The House of Welcome’s initiative to provide work experience and employment though its Work and Welcome Program has been operating for a number of years with great success. The Work and Welcome Program at Loreto Normanhurst is funded by staff salary sacrificing and provides a term’s paid work experience for an asylum seeker or refugee in the school. To date, ten people have been involved in the program at the school which has helped to transform the lives of people whose life experiences have been traumatic and desperate. A member of our maintenance staff, Mohammed is from Sierra Leone. Mohammed came to the school as part of the Work and Welcome Program and since then, has become a much-valued, permanent member of staff. Mohammed says the House of Welcome and the Work and Welcome Program have been life changing for him. “It’s given me a second chance at life by believing in me and giving me hope. They are my family and being part of the program has meant everything to me.” If you are interested in finding out more about the Work and Welcome Program for your workplace, please do not hesitate to contact me. As part of our focus on Refugee Week, I commend to you this article from the Loreto Justice Network linking Mary Ward’s story with the experience of refugees. The article can be found here.

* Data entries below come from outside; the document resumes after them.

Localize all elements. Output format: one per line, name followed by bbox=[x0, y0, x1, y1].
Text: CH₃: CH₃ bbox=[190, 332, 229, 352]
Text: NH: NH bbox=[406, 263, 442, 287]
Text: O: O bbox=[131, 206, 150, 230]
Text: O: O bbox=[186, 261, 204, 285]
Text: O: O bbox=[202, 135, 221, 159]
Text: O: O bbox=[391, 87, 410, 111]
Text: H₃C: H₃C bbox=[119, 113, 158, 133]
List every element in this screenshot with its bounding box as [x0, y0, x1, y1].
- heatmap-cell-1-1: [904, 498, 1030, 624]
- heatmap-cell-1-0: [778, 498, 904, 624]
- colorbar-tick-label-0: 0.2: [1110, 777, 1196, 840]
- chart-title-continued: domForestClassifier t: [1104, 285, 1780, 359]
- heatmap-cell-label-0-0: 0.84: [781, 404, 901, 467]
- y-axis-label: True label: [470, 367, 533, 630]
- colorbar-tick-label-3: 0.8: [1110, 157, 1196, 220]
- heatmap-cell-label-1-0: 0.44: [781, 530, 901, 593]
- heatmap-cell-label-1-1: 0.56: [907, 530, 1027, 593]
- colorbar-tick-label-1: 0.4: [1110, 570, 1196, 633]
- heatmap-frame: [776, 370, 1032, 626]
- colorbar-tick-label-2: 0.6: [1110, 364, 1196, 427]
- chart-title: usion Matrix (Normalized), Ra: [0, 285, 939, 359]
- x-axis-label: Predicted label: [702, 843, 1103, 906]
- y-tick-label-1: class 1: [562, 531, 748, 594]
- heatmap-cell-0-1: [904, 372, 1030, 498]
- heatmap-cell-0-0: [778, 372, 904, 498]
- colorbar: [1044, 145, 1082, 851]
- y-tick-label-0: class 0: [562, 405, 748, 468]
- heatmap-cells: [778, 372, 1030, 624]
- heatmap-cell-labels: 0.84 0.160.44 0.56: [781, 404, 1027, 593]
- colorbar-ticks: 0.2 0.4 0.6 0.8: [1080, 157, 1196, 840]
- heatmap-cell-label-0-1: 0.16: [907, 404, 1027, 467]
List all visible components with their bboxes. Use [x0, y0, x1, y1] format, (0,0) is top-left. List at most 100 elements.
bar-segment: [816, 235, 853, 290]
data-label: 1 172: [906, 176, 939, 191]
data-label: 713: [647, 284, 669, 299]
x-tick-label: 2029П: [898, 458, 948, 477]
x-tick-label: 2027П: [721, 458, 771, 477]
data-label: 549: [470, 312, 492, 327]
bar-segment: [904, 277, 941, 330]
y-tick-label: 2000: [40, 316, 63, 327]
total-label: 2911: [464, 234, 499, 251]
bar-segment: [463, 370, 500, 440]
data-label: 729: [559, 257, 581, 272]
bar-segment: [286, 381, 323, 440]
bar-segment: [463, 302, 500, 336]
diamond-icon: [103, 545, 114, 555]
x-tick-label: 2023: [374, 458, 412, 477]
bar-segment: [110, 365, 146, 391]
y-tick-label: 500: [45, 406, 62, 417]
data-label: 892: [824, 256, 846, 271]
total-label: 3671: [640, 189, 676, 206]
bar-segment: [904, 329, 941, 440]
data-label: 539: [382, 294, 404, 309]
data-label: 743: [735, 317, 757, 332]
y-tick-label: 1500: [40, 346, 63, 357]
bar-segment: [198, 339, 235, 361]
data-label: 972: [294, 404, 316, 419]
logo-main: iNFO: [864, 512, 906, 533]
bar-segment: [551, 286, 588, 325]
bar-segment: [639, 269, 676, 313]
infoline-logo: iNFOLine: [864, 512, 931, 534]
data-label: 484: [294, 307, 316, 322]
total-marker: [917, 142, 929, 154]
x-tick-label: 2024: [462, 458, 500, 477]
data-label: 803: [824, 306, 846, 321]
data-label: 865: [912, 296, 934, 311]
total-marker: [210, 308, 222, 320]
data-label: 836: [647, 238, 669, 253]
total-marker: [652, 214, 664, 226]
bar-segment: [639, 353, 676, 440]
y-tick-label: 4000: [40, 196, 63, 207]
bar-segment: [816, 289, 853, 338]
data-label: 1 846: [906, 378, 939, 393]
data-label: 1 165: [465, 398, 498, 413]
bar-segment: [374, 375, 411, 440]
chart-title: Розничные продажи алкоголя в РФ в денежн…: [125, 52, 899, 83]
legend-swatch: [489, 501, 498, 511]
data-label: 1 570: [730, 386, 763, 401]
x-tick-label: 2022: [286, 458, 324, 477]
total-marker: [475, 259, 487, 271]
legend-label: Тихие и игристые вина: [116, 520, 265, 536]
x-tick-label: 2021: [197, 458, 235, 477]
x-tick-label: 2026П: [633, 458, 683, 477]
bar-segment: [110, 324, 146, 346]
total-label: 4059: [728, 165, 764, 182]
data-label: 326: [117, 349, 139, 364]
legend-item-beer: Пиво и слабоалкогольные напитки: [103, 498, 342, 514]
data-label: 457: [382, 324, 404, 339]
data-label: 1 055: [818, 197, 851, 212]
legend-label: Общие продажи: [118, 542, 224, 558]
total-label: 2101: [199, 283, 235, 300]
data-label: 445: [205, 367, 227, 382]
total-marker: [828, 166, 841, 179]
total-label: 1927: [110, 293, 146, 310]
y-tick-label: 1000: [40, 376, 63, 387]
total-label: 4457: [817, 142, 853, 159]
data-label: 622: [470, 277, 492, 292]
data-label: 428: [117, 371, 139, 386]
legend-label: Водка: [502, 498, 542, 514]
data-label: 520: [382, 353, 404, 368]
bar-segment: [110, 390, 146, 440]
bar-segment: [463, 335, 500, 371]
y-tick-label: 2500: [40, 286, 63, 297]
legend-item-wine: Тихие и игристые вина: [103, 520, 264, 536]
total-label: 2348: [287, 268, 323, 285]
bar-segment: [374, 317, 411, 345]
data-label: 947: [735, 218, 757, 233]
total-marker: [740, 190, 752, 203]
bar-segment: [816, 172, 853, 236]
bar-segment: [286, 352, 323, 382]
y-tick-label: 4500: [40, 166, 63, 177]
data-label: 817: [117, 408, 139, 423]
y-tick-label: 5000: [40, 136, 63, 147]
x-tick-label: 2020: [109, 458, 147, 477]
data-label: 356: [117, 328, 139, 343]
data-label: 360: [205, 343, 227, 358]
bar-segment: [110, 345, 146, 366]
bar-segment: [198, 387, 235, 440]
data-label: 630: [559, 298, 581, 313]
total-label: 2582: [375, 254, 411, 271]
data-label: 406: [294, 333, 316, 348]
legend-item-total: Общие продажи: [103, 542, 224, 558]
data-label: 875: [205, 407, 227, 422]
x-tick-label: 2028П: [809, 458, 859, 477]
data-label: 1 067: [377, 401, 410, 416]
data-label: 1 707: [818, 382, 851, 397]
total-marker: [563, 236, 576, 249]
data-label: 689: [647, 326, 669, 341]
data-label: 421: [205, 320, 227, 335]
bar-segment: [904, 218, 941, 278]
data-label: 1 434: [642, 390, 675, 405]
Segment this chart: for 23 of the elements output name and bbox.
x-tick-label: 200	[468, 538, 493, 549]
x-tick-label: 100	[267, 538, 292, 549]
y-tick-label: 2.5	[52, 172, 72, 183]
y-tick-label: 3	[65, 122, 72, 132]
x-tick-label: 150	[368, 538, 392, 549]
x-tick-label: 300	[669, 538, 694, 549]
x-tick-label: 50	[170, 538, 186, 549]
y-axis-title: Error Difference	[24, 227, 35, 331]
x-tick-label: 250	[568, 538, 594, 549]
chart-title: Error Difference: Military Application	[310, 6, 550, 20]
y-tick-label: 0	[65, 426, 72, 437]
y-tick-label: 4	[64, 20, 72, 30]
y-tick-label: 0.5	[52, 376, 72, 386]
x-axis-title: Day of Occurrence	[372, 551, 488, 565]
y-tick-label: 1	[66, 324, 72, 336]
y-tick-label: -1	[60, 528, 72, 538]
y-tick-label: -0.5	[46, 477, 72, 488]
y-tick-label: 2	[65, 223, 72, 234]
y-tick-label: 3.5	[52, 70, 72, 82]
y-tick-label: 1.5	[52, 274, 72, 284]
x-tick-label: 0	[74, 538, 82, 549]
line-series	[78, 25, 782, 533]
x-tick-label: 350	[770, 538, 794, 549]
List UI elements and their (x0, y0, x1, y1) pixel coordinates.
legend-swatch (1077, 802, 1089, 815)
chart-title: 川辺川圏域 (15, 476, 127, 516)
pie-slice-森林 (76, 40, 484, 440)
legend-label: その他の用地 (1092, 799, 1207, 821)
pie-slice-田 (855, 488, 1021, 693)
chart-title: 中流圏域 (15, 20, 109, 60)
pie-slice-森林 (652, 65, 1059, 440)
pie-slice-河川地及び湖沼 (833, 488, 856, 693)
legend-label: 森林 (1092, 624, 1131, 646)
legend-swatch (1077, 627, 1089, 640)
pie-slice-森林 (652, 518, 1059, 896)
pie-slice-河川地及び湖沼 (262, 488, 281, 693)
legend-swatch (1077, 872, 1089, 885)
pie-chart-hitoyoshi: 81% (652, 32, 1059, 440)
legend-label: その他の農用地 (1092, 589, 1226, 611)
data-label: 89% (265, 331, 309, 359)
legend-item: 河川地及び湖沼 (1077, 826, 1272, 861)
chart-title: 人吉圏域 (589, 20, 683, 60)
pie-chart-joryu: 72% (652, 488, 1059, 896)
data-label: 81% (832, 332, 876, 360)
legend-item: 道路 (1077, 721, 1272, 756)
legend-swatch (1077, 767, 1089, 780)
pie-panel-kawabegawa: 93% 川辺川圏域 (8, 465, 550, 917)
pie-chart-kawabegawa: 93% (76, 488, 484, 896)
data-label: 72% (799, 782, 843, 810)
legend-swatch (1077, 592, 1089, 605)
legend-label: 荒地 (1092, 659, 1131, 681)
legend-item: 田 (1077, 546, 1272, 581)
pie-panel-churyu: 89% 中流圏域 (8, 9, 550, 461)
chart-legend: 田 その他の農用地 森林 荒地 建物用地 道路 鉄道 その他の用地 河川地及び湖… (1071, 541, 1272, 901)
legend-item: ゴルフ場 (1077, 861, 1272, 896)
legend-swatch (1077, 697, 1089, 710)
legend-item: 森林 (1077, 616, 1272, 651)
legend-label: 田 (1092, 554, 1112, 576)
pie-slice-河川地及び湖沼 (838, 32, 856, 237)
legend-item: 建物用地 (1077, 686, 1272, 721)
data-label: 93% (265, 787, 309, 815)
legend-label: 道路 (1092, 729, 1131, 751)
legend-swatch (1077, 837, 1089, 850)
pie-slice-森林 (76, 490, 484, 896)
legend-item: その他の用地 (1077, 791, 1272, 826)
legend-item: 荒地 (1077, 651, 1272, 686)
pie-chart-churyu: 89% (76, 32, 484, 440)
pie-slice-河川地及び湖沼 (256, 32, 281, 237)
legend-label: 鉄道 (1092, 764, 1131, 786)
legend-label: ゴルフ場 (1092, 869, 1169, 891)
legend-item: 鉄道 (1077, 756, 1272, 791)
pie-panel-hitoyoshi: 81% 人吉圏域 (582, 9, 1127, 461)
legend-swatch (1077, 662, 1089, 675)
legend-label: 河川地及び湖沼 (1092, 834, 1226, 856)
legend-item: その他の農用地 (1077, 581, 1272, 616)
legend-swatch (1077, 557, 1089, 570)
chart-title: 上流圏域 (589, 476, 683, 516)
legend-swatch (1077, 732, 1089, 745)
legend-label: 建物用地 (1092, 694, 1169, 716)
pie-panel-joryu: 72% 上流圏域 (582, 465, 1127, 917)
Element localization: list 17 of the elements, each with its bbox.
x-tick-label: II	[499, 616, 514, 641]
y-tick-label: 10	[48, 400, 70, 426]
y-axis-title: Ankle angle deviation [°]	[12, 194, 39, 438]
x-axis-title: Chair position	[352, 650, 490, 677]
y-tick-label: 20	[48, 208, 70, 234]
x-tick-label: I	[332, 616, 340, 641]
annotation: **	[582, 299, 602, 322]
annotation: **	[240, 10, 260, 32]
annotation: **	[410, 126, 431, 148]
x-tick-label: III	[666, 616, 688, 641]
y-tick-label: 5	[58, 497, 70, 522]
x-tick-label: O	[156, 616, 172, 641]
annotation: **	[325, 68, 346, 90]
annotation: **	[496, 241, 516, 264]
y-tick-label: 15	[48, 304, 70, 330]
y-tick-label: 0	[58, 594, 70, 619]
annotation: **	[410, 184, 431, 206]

Towards the end of last year Ms Watkins informed the community that the school was progressing its application with the State Department of Planning for a 30-year Master Plan for the School and that a new boarding school would be included in this development application as the first development project. By way of update, the Master Plan State Significant DA has been lodged with the Department of Planning and the application will now be exhibited for public comment in accordance with the Department’s notification policies. Following the conclusion of the exhibition period, the Department will provide a summary of the matters arising from the exhibition and request that we provide a response to the matters raised and, if appropriate, refine the proposal. The application will also now be referred to all other government agencies for comment. I will continue to keep our community informed as the application progresses.
Best of luck to all girls who have progressed to the CSDA Elimination Finals rounds and to all girls competing in Term Two Sport Finals this weekend.
No one is a stranger to you and no one is ever far from your loving care.
In your kindness watch over refugees and asylum seekers, those separated from their loved ones, those who are lost, and those who have been exiled from their homes.
Bring them safely to the place where they long to be and help us always to show your kindness to strangers and those in need.